Want to get a sneak peak at some of the benefits you might be enjoying someday soon on the job? Working Mother magazine's latest issue featured some of the best corporate perks for work/life balance in an article entitled Young, Gifted and Leaving (focused on innovative law firms that are capturing female lawyers leaving the grind at traditional firms). Here's how some forward-thinking businesses are meeting the needs of Generation X/Y:
  • Flexible work: flextime, reduced hours, compressed workweeks, sabbaticals, family leaves
  • Support systems: online work/family discussion groups, part-time work coordinators, technology support (the latest in wireless gadgets and backup to allow working from home, including IT staff housecalls), backup and full-time childcare
  • No mommy tracking: maintained bonuses and promotions despite parental leaves, ability for advancement at a specified pace (e.g., one firm states that associates working 4/5ths time for 5 years are up for advancement 16 months later than if they had remained full-time), mentor assignments to younger employees

The companies cooking up these morsels know they are good for business. For every lawyer who quits, a law firm loses about $300,000 in training and recruitment; retaining bright and talented workers makes basic financial sense.

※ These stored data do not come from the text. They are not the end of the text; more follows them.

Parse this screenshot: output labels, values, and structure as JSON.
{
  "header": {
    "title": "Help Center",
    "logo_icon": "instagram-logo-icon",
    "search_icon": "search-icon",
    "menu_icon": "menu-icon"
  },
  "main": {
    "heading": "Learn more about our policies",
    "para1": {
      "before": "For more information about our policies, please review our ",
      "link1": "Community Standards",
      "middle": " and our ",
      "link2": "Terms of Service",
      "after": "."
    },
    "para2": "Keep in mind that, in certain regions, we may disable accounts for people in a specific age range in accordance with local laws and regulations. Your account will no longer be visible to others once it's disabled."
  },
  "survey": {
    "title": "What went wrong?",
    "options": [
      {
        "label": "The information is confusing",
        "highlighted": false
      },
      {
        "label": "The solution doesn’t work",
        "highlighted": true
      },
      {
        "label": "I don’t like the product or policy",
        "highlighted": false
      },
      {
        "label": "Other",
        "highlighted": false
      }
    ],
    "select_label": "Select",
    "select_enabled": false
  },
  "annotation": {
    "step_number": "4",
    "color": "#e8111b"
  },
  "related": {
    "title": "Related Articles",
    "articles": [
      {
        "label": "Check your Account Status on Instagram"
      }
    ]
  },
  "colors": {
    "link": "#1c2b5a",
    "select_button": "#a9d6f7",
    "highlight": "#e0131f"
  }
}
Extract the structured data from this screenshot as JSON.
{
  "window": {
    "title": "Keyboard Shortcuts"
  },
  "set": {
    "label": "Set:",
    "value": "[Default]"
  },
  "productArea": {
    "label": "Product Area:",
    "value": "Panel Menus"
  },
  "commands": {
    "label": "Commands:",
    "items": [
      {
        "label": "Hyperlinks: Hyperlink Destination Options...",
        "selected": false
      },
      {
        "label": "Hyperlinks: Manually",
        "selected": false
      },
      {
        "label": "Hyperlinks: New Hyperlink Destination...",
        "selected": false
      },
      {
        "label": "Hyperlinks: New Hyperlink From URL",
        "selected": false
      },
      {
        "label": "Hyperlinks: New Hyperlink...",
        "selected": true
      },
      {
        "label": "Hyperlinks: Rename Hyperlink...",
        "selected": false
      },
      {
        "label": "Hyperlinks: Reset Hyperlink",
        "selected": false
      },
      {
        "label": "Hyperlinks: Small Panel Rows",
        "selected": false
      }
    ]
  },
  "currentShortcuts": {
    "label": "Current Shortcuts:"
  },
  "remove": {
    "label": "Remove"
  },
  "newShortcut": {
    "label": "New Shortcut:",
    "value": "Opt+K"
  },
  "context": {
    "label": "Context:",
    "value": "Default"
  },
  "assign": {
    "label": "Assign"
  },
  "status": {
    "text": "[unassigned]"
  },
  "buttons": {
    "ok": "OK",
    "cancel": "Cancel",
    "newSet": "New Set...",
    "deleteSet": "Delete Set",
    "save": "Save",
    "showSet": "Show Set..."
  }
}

I feel confident that benefits such as these will not be limited to cutting edge law firms. Other businesses will have the same retention issues that law firms face, and as more companies make the leap toward family-friendly policies, these will eventually become the norm.

And of course, I'm invested in tracking the use of these policies by men. Women will make up the majority of participants, but I'll be cheering for us men to do so as well.

1 Comments:

Blogger chicago pop said...

Personally, I think that maternity leave should be replaced by "parental " leave, be mandatory, and apply to both sexes. That will remove any basis for discrimination towards either gender regarding the seriousness with which they view their careers.

It would also be one of those things that has the effect of making people happier, and therefore more productive. Yay!